No conquering heroes, these men. No victory parades for them. Our patients were the ultimate reality of war. And a suicide watch was maintained twenty-four hours of the day.
This was the detritus that war left behind, those who would have no place in the nation they had fought to protect.
…The war was over. The dying wasn’t.
Bess remains an empathetic and worthy heroine, a feeling and courageous narrator with a strong moral compass and boundless reserves of determination. We weep alongside her as she loses patients and cheer when she succeeds with others.
And we certainly fear for her in Caudle, a windswept and storm-lashed peninsula that would be at home in any Gothic horror. Save for the tragic Captain Williams and the kind Rachel, there is no one Bess can trust, and she faces numerous dangers among the resentful townsfolk.
The mother-and-son writing team of Charles Todd does an excellent job (as always) of setting the scene and stoking the tension, slowly unspooling strange behavior and shocking acts of violence until you find yourself frantically speeding through the pages in search of answers and a break in the unease.

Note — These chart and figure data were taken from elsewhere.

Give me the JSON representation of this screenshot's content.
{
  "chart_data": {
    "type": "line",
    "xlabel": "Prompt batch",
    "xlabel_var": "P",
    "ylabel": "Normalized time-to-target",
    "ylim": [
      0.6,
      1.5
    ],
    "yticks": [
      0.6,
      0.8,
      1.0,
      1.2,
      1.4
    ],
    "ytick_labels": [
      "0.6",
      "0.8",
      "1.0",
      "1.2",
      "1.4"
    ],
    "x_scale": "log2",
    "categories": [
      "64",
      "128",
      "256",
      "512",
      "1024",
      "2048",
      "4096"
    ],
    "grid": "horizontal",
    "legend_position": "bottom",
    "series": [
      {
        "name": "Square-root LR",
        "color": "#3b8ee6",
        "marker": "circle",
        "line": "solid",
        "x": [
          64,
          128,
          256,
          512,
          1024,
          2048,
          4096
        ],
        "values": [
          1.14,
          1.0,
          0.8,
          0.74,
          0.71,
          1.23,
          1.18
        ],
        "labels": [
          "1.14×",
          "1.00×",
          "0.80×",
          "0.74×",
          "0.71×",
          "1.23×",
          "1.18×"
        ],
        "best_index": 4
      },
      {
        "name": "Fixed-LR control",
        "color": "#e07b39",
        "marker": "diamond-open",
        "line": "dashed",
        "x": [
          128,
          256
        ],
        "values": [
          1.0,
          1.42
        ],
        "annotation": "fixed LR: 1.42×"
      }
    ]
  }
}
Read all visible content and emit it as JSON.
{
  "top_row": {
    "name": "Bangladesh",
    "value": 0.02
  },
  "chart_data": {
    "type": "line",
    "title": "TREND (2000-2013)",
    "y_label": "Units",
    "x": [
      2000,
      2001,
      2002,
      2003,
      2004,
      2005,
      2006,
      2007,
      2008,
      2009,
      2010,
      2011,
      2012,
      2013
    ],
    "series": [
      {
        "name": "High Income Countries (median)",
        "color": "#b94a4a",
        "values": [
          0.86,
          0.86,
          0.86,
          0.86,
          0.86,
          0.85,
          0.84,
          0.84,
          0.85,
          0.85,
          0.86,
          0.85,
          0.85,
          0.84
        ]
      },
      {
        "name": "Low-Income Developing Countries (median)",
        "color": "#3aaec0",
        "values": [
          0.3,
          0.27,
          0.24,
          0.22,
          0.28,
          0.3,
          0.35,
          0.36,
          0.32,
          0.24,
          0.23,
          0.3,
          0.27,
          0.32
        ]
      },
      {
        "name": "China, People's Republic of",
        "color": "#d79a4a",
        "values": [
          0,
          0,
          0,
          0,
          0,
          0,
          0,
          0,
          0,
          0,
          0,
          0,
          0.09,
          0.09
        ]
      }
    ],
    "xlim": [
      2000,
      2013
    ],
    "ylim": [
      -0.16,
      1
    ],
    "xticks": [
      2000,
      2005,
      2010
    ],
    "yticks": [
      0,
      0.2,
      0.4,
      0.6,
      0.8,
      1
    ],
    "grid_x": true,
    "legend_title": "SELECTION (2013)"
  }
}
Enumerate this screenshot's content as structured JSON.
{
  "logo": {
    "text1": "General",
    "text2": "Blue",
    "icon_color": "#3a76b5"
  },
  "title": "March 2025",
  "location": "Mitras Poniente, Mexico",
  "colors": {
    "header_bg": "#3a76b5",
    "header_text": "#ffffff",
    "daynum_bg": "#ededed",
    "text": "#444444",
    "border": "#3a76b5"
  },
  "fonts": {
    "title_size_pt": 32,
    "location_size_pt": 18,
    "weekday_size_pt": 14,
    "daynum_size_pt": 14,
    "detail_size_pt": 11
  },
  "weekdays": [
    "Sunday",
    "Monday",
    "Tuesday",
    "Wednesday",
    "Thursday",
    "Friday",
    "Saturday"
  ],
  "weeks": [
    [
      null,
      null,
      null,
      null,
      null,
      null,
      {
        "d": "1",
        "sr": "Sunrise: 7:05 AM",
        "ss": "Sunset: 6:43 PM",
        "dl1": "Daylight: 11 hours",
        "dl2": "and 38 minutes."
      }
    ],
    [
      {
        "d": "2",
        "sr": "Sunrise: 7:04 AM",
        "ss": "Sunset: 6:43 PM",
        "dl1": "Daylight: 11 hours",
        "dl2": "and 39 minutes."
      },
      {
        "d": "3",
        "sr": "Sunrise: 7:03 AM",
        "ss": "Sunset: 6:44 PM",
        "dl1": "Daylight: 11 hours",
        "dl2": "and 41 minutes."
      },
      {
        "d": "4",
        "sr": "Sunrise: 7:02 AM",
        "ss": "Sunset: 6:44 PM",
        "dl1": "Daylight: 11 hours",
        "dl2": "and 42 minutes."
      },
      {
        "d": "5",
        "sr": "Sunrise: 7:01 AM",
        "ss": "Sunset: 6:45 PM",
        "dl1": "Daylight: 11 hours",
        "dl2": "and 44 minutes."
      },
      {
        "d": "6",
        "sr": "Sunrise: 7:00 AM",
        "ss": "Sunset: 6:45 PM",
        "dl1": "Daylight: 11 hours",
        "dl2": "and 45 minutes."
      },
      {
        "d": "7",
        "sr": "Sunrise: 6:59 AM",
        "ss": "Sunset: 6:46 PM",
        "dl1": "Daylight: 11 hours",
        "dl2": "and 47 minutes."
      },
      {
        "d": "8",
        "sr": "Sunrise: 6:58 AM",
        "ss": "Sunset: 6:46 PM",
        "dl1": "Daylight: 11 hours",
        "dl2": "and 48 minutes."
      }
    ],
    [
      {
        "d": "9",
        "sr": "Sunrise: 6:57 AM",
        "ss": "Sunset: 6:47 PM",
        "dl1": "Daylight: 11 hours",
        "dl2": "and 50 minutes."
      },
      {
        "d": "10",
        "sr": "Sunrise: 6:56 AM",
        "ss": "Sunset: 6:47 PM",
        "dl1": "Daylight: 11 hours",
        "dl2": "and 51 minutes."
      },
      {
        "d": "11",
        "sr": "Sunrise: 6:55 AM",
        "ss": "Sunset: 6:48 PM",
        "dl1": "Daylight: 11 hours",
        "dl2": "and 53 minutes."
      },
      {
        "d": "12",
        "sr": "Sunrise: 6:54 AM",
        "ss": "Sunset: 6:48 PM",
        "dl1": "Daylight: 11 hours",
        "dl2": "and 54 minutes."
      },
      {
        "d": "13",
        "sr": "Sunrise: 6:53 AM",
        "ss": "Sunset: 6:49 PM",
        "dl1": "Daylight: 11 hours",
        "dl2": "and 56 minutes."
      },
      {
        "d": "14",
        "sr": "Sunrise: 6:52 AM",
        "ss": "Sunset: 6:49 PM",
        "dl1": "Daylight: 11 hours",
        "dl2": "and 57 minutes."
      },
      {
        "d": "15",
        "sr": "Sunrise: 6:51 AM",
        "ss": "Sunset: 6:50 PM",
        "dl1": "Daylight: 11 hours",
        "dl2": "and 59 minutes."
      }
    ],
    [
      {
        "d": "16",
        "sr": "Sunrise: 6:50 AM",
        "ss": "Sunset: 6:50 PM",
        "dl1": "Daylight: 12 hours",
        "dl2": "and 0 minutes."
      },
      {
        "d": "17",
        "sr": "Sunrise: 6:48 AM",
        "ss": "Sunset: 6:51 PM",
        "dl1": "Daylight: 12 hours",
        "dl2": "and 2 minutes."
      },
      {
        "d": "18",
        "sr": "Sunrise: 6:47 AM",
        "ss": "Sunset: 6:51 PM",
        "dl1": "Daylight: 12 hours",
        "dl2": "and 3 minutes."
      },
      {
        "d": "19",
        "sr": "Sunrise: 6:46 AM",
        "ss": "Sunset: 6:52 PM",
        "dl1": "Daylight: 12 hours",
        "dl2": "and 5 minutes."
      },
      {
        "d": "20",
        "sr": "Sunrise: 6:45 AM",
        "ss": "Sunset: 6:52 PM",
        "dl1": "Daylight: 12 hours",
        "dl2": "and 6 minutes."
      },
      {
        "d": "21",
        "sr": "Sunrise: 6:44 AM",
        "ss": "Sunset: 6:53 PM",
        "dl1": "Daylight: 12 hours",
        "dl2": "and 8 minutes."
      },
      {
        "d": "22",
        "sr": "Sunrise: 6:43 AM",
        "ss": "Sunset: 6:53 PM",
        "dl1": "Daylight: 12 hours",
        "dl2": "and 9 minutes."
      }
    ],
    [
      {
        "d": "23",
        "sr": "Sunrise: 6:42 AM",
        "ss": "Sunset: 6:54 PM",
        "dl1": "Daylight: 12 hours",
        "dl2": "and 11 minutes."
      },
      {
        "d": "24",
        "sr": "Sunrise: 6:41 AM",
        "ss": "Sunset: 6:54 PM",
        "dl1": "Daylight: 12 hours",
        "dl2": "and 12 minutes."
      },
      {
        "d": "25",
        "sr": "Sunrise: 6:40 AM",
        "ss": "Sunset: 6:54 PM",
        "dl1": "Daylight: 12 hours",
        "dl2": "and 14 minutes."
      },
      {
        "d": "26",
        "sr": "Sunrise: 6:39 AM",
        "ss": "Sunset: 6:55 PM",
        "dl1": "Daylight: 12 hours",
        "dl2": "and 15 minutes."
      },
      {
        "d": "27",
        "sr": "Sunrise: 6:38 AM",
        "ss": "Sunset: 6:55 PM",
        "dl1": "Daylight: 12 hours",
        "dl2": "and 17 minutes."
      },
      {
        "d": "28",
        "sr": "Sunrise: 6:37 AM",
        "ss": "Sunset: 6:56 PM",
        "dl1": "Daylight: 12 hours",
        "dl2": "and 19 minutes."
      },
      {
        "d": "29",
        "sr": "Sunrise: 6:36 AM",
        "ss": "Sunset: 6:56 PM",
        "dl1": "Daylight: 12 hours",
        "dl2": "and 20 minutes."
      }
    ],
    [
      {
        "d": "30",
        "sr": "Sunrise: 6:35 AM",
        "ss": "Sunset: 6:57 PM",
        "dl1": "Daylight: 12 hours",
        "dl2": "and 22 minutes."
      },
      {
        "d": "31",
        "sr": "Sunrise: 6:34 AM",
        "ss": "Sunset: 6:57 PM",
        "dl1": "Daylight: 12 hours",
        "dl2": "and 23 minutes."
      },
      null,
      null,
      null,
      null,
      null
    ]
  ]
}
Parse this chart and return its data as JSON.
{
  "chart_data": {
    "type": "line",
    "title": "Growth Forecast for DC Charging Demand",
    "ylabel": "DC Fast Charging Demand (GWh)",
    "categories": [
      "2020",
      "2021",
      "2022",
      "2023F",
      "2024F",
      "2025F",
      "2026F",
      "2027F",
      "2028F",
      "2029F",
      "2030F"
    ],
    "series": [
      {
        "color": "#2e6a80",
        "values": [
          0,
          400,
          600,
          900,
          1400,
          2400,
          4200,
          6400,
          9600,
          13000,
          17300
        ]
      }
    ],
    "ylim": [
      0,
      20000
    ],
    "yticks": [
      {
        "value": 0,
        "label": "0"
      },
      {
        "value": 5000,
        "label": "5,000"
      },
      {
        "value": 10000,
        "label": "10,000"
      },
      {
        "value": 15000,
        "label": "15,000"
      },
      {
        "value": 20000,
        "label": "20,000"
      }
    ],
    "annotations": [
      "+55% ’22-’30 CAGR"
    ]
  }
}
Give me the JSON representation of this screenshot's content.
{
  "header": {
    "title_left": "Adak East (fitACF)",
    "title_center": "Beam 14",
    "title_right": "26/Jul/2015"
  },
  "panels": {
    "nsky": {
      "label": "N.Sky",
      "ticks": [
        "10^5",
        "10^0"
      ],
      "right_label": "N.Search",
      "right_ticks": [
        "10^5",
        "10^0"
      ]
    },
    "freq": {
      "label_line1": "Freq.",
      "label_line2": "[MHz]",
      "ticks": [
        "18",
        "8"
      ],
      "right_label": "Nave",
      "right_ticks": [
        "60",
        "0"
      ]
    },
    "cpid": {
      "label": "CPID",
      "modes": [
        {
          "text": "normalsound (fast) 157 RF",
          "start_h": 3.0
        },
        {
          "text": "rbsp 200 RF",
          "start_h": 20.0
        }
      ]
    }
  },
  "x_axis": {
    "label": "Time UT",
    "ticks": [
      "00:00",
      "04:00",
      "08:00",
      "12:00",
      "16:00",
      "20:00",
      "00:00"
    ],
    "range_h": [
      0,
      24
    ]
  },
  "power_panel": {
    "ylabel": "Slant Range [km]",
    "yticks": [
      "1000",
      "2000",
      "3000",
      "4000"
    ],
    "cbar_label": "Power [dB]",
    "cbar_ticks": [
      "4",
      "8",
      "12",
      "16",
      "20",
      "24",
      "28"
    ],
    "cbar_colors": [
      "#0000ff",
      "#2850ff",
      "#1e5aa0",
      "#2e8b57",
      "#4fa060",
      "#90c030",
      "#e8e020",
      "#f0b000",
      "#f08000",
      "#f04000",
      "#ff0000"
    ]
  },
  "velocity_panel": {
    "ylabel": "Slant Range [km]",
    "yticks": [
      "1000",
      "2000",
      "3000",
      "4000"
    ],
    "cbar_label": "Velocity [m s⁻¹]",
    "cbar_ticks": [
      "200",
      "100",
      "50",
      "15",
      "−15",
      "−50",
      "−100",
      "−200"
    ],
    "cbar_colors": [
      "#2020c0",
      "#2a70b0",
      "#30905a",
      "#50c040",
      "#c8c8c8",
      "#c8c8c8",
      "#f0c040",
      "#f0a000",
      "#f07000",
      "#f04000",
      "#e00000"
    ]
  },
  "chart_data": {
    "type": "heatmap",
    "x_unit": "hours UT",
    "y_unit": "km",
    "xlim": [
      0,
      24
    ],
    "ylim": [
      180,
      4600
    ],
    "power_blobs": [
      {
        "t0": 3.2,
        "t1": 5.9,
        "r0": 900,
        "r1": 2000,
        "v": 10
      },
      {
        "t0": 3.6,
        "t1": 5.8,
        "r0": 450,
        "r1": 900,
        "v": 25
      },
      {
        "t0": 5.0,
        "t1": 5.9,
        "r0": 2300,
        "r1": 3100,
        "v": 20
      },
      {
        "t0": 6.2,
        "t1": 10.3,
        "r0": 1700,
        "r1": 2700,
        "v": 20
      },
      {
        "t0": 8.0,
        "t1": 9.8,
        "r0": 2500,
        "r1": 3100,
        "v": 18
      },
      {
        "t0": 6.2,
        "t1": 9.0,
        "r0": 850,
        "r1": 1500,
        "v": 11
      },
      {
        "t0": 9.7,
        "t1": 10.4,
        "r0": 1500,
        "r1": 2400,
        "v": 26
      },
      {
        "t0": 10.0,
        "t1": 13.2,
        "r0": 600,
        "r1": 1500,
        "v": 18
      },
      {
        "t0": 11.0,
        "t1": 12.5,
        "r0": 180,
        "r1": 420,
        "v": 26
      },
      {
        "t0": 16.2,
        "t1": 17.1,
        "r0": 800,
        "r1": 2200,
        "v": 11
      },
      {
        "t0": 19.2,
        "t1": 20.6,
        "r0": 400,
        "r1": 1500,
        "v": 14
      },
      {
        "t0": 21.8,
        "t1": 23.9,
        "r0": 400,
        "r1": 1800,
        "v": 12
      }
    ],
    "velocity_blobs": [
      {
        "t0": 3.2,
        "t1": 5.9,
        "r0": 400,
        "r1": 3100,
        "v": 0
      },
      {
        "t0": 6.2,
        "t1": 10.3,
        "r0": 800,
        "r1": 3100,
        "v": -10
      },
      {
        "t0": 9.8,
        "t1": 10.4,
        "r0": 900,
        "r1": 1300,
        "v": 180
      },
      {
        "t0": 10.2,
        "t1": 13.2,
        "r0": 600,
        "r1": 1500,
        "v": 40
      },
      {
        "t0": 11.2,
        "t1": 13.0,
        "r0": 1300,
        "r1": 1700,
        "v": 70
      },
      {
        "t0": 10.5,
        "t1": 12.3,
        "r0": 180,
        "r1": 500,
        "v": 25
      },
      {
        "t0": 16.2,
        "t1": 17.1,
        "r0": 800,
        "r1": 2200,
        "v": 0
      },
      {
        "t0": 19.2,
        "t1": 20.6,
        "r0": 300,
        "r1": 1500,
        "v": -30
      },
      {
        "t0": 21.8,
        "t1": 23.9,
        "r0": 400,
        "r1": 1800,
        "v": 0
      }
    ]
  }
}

The climax does feel rushed given the steady pace of the rest of the novel, with several revelations delivered rapid-fire, but that minor transgression can be forgiven—as a whole, A Forgotten Place is a highly atmospheric chiller, perfect for the approaching fall nights.
Established fans of the Crawford series will delight in this installment, and anyone in search of a solidly researched, authentic historical whodunit will find plenty to satisfy here. For a perfect double-header, I recommend pairing A Forgotten Place with Daphne du Maurier’s Jamaica Inn, another vibrant portrait of misdeeds and deadly suspicion on a rocky British coast.